Download or read book Sharia Compliant written by Rumee Ahmed and published by Encountering Traditions. This book was released on 2018 with total page 0 pages. Available in PDF, EPUB and Kindle. Book excerpt: This book covers the ins and outs of Islamic legal change and provides readers with step-by-step instructions for shaping the future of Islamic law.
Download or read book Everyday Islamic Law and the Making of Modern South Asia written by Elizabeth Lhost and published by UNC Press Books. This book was released on 2022-05-10 with total page 377 pages. Available in PDF, EPUB and Kindle. Book excerpt: Beginning in the late eighteenth century, British rule transformed the relationship between law, society, and the state in South Asia. But qazis and muftis, alongside ordinary people without formal training in law, fought back as the colonial system in India sidelined Islamic legal experts. They petitioned the East India Company for employment, lobbied imperial legislators for recognition, and built robust institutions to serve their communities. By bringing legal debates into the public sphere, they resisted the colonial state's authority over personal law and rejected legal codification by embracing flexibility and possibility.

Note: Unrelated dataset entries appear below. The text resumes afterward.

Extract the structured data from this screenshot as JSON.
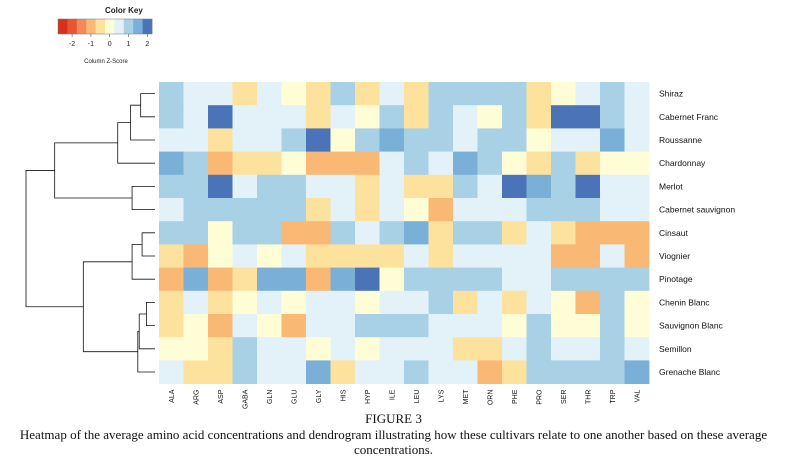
{
  "chart_data": {
    "type": "heatmap",
    "title": "",
    "xlabel": "",
    "ylabel": "",
    "columns": [
      "ALA",
      "ARG",
      "ASP",
      "GABA",
      "GLN",
      "GLU",
      "GLY",
      "HIS",
      "HYP",
      "ILE",
      "LEU",
      "LYS",
      "MET",
      "ORN",
      "PHE",
      "PRO",
      "SER",
      "THR",
      "TRP",
      "VAL"
    ],
    "rows": [
      "Shiraz",
      "Cabernet Franc",
      "Roussanne",
      "Chardonnay",
      "Merlot",
      "Cabernet sauvignon",
      "Cinsaut",
      "Viognier",
      "Pinotage",
      "Chenin Blanc",
      "Sauvignon Blanc",
      "Semillon",
      "Grenache Blanc"
    ],
    "values": [
      [
        1,
        0.5,
        0.5,
        -0.5,
        0.5,
        0,
        -0.5,
        1,
        -0.5,
        0.5,
        -0.5,
        1,
        1,
        1,
        1,
        -0.5,
        0,
        0.5,
        1,
        0.5
      ],
      [
        1,
        0.5,
        2,
        0.5,
        0.5,
        0.5,
        -0.5,
        0.5,
        0,
        1,
        -0.5,
        1,
        0.5,
        0,
        1,
        -0.5,
        2,
        2,
        1,
        0.5
      ],
      [
        0.5,
        0.5,
        -0.5,
        0.5,
        0.5,
        1,
        2,
        0,
        1,
        1.5,
        1,
        1,
        0.5,
        1,
        1,
        0,
        0.5,
        0.5,
        1.5,
        0.5
      ],
      [
        1.5,
        1,
        -1,
        -0.5,
        -0.5,
        0,
        -1,
        -1,
        -1,
        0.5,
        1,
        0.5,
        1.5,
        1,
        0,
        -0.5,
        1,
        -0.5,
        0,
        0
      ],
      [
        1,
        1,
        2,
        0.5,
        1,
        1,
        0.5,
        0.5,
        -0.5,
        0.5,
        -0.5,
        -0.5,
        1,
        0.5,
        2,
        1.5,
        1,
        2,
        0.5,
        0.5
      ],
      [
        0.5,
        1,
        1,
        1,
        1,
        1,
        -0.5,
        0.5,
        -0.5,
        0.5,
        0,
        -1,
        0.5,
        0.5,
        0.5,
        1,
        1,
        1,
        0.5,
        0.5
      ],
      [
        1,
        1,
        0,
        1,
        1,
        -1,
        -1,
        1,
        0.5,
        1,
        1.5,
        -0.5,
        1,
        1,
        -0.5,
        0.5,
        -0.5,
        -1,
        -1,
        -1
      ],
      [
        -0.5,
        -1,
        0,
        0.5,
        0,
        0.5,
        -0.5,
        -0.5,
        -0.5,
        -0.5,
        0.5,
        -0.5,
        0.5,
        0.5,
        0.5,
        0.5,
        -1,
        -1,
        0.5,
        -1
      ],
      [
        -1,
        1.5,
        -1,
        -0.5,
        1.5,
        1.5,
        -1,
        1.5,
        2,
        0,
        1,
        1,
        1,
        1,
        0.5,
        0.5,
        1,
        1,
        1,
        1
      ],
      [
        -0.5,
        0.5,
        -0.5,
        0,
        0.5,
        0,
        0.5,
        0.5,
        0,
        0.5,
        0.5,
        1,
        -0.5,
        0.5,
        -0.5,
        0.5,
        0,
        -1,
        1,
        0
      ],
      [
        -0.5,
        0,
        -1,
        0.5,
        0,
        -1,
        0.5,
        0.5,
        1,
        1,
        1,
        0.5,
        0.5,
        0.5,
        0,
        1,
        0,
        0,
        1,
        0
      ],
      [
        0,
        0,
        -0.5,
        1,
        0.5,
        0.5,
        0,
        0.5,
        0,
        0.5,
        0.5,
        0.5,
        -0.5,
        -0.5,
        0.5,
        1,
        0.5,
        0.5,
        1,
        0.5
      ],
      [
        0.5,
        -0.5,
        -0.5,
        1,
        0.5,
        0.5,
        1.5,
        -0.5,
        0.5,
        0.5,
        1,
        0.5,
        0.5,
        -1,
        -0.5,
        1,
        1,
        1,
        1,
        1.5
      ]
    ],
    "color_scale": {
      "stops": [
        {
          "value": -2.5,
          "color": "#d7301f"
        },
        {
          "value": -2,
          "color": "#e95532"
        },
        {
          "value": -1.5,
          "color": "#f4885a"
        },
        {
          "value": -1,
          "color": "#f9b873"
        },
        {
          "value": -0.5,
          "color": "#fde29e"
        },
        {
          "value": 0,
          "color": "#fffdd6"
        },
        {
          "value": 0.5,
          "color": "#e2f2f8"
        },
        {
          "value": 1,
          "color": "#a8d1e6"
        },
        {
          "value": 1.5,
          "color": "#7ab0d7"
        },
        {
          "value": 2,
          "color": "#4a73b8"
        }
      ],
      "legend_order": [
        -2.5,
        -2,
        -1.5,
        -1,
        -0.5,
        0,
        0.5,
        1,
        1.5,
        2
      ],
      "note": "high values map to blue, low values to red"
    },
    "color_key": {
      "title": "Color Key",
      "ticks": [
        "-2",
        "-1",
        "0",
        "1",
        "2"
      ],
      "label": "Column Z-Score"
    },
    "dendrogram": {
      "order": [
        "Shiraz",
        "Cabernet Franc",
        "Roussanne",
        "Chardonnay",
        "Merlot",
        "Cabernet sauvignon",
        "Cinsaut",
        "Viognier",
        "Pinotage",
        "Chenin Blanc",
        "Sauvignon Blanc",
        "Semillon",
        "Grenache Blanc"
      ],
      "merges": [
        {
          "id": "n1",
          "left": "Shiraz",
          "right": "Cabernet Franc",
          "height": 1.0
        },
        {
          "id": "n2",
          "left": "n1",
          "right": "Roussanne",
          "height": 1.7
        },
        {
          "id": "n3",
          "left": "n2",
          "right": "Chardonnay",
          "height": 2.6
        },
        {
          "id": "n4",
          "left": "Merlot",
          "right": "Cabernet sauvignon",
          "height": 1.6
        },
        {
          "id": "n5",
          "left": "n3",
          "right": "n4",
          "height": 7.0
        },
        {
          "id": "n6",
          "left": "Cinsaut",
          "right": "Viognier",
          "height": 0.9
        },
        {
          "id": "n7",
          "left": "n6",
          "right": "Pinotage",
          "height": 1.6
        },
        {
          "id": "n8",
          "left": "Chenin Blanc",
          "right": "Sauvignon Blanc",
          "height": 0.6
        },
        {
          "id": "n9",
          "left": "n8",
          "right": "Semillon",
          "height": 1.1
        },
        {
          "id": "n10",
          "left": "n9",
          "right": "Grenache Blanc",
          "height": 1.2
        },
        {
          "id": "n11",
          "left": "n7",
          "right": "n10",
          "height": 5.0
        },
        {
          "id": "n12",
          "left": "n5",
          "right": "n11",
          "height": 9.0
        }
      ]
    }
  },
  "caption": {
    "label": "FIGURE 3",
    "text": "Heatmap of the average amino acid concentrations and dendrogram illustrating how these cultivars relate to one another based on these average concentrations."
  }
}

With postcards, letters, and telegrams, they made everyday Islamic law vibrant and resilient and challenged the hegemony of the Anglo-Indian legal system. Following these developments from the beginning of the Raj through independence, Elizabeth Lhost rejects narratives of stagnation and decline to show how an unexpected coterie of scholars, practitioners, and ordinary individuals negotiated the contests and challenges of colonial legal change. The rich archive of unpublished fatwa files, qazi notebooks, and legal documents they left behind chronicles their efforts to make Islamic law relevant for everyday life, even beyond colonial courtrooms and the confines of family law. Lhost shows how ordinary Muslims shaped colonial legal life and how their diversity and difference have contributed to contemporary debates about religion, law, pluralism, and democracy in South Asia and beyond.
Download or read book An Introduction to Islamic Law written by Wael B. Hallaq and published by Cambridge University Press. This book was released on 2009-07-09 with total page 209 pages. Available in PDF, EPUB and Kindle. Book excerpt: The study of Islamic law can be a forbidding prospect for those entering the field for the first time. Wael Hallaq, a leading scholar and practitioner of Islamic law, guides students through the intricacies of the subject in this absorbing introduction. The first half of the book is devoted to a discussion of Islamic law in its pre-modern natural habitat. The second part explains how the law was transformed and ultimately dismantled during the colonial period. In the final chapters, the author charts recent developments and the struggles of the Islamists to negotiate changes which have seen the law emerge as a primarily textual entity focused on fixed punishments and ritual requirements. The book, which includes a chronology, a glossary of key terms, and lists of further reading, will be the first stop for those who wish to understand the fundamentals of Islamic law, its practices and history.